国産なたねの生産量がピークだったのは1957年、25万8000haの作付けがあったといいます。それが2006年にはわずかに800ha(57年比で0.3%)、生産量は900tしかありません。生産量が激減したのは、国の政策がなたねから国産果樹へ誘導したことや、国産なたねが心臓疾患に影響があるといわれるエルシン酸を多く含んでいたことなどが大きな理由です。このため、なたねの自給率は大幅に低下、原料のほとんどをカナダやオーストラリアなど海外に依存するようになってしまったのです。
92年に低エルシン酸の国産なたねが開発されたことをきっかけに生活クラブは「自給力向上」のために青森県のJA横浜町、北海道のJAたきかわの生産者との話合いを続け、作付けを拡大してきました。そして近年、生産量の低下傾向に歯止めがかかってきています。この裏付けになったのが交付金制度でした。

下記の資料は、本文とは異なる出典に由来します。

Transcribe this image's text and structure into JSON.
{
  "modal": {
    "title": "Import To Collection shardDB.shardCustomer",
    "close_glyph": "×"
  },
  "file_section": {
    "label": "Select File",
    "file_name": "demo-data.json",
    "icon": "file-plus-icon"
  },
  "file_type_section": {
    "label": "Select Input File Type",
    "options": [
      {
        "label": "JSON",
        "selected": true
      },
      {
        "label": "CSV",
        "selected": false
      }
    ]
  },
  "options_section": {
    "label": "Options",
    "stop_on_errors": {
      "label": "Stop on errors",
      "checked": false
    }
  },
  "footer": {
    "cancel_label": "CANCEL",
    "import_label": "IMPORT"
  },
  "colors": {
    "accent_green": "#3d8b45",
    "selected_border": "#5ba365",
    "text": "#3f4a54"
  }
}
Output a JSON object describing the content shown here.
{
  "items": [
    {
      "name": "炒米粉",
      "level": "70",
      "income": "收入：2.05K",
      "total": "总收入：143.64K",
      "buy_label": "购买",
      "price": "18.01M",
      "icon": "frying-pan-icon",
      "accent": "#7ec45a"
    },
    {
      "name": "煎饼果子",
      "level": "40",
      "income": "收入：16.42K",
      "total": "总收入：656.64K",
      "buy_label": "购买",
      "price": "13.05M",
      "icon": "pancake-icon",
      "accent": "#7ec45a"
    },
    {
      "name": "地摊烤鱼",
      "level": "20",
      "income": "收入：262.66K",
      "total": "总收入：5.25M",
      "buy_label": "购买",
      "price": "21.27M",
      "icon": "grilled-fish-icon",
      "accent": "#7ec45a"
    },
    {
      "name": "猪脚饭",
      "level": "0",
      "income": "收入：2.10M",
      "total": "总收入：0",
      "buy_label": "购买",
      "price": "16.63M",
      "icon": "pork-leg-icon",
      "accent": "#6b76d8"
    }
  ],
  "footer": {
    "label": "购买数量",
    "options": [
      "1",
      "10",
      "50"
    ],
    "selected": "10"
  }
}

現在、国産なたねの販売価格は1俵(60㎏)12,000円、うち6,667円が交付金です。なたね1俵の生産には7,804円の経費がかかるため、交付金が廃止されると生産を維持することはほぼ不可能になります。こうした事情から、協議会は急遽、これまで様々な運動を共にしてきた全国の諸団体に、「高品質なたね産地確立対策事業」の継続と施策充実を求める団体署名の協力を要請したのです。

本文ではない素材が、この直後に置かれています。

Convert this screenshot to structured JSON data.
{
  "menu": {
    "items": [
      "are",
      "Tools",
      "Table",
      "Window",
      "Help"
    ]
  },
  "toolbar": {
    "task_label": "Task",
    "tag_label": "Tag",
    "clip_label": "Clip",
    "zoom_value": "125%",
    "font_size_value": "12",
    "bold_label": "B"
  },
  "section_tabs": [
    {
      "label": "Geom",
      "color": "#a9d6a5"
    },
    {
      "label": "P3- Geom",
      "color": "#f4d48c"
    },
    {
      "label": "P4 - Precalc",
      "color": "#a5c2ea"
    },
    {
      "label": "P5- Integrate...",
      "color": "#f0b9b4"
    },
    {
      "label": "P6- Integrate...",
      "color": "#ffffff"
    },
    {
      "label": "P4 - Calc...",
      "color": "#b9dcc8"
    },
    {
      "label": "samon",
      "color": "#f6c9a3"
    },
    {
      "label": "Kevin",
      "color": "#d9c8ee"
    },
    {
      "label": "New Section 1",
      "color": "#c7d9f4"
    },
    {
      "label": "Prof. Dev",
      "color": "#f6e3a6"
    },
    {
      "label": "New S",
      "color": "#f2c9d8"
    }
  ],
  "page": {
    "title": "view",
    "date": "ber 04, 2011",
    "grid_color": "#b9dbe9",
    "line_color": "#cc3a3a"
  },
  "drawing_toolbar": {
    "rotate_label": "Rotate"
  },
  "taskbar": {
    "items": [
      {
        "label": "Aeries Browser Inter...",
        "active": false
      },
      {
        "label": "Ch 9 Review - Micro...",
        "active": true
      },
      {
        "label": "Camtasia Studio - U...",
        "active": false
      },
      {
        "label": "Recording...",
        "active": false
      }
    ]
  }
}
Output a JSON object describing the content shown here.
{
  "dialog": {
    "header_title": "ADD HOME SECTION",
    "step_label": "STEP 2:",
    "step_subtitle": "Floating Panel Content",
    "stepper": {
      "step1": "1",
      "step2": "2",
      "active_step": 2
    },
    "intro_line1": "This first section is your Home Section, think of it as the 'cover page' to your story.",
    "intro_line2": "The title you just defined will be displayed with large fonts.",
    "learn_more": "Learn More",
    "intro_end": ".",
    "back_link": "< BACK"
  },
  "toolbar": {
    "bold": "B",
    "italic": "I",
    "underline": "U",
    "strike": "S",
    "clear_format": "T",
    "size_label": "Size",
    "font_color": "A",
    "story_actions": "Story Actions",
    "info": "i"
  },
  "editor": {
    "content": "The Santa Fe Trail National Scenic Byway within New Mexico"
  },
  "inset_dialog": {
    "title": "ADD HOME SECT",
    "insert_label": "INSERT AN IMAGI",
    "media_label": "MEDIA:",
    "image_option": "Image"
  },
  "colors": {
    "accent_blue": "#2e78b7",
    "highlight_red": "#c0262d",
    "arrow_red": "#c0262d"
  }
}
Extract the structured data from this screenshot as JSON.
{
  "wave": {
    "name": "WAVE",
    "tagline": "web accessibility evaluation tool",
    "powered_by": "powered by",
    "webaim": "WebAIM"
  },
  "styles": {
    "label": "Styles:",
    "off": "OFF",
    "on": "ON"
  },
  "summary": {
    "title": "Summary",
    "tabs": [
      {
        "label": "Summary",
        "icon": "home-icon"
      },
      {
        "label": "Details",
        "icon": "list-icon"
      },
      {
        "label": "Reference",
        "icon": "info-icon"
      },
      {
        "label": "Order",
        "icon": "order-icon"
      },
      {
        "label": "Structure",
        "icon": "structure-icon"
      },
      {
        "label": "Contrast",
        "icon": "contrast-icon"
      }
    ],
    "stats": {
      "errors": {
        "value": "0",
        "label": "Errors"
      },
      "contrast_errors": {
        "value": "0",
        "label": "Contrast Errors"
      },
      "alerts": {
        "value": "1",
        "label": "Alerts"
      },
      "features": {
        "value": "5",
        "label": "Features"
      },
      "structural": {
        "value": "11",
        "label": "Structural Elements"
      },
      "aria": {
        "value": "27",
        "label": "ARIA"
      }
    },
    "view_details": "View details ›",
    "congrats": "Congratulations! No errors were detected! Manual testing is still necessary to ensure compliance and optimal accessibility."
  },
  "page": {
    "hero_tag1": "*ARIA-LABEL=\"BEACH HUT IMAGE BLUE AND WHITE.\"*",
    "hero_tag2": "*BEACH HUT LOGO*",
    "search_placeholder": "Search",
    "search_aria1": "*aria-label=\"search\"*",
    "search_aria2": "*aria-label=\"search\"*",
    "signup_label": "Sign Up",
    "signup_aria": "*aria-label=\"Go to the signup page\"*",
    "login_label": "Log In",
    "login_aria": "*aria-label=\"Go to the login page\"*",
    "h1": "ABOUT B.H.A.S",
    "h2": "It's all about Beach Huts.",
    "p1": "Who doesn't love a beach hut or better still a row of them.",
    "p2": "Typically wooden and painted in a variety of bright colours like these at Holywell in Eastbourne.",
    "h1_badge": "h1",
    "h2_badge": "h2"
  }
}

前述のように、国産なたねについて交付金は実質1年の延長という方針が打ち出されました。ただ、その先については予断を許しません。油脂原料や畜産飼料もふくむ穀物は、世界が食料危機に直面しているいま、「カネにあかせて買える時代」ではなくなってきています。食料原料の抜本的な国内自給体制の整備と推進が求められる理由は、そこにあります。
前出の守屋課長は、「引き続き2010年産以降の新たな施策について、関係各所へ働きかけるとともに、新規産地開発や東北農業試験場で開発された新品種の拡大、なたね油の利用促進、他生協への働きかけを進めていきたい」としています。

●団体署名の内容

《団体署名呼びかけ人:生活クラブ国産なたね協議会 構成団体:JA横浜町、JAたきかわ、JA全農、(株)全農食品、米澤製油(株)、生活クラブ生協連合会》

 世界的な穀物事情の逼迫、食料資源の燃料化、旱魃等による不作など穀物・油糧作物の供給体制は決して安心できるものではありません。また、今後の人口増加、中国・ブラジル・インドなど新興諸国の経済発展に伴う食生活の変容(食肉消費の増大、飼料穀物需要の増大など)等を考慮すると、国内資源の維持・発展は国家的責務と考える必要があります。昨今の穀物価格の上昇を背景に、食料品の値上げに伴う社会不安が世界各国で起こっています。とくに第3世界の貧困層にとっては生存の危機ともいえる状況です。こうした事態は一過性のものではなく、構造的な問題と考えます。
  海外での飼料穀物・油糧種子の需給関係を緩和するためには、国内での種子資源の開発と確保とともに、今後とも国内での持続的生産を維持し、さらに拡大すべきと考えます。よって、国産ナタネの生産維持・拡大のための交付金継続と施策充実を求める団体署名を提出します。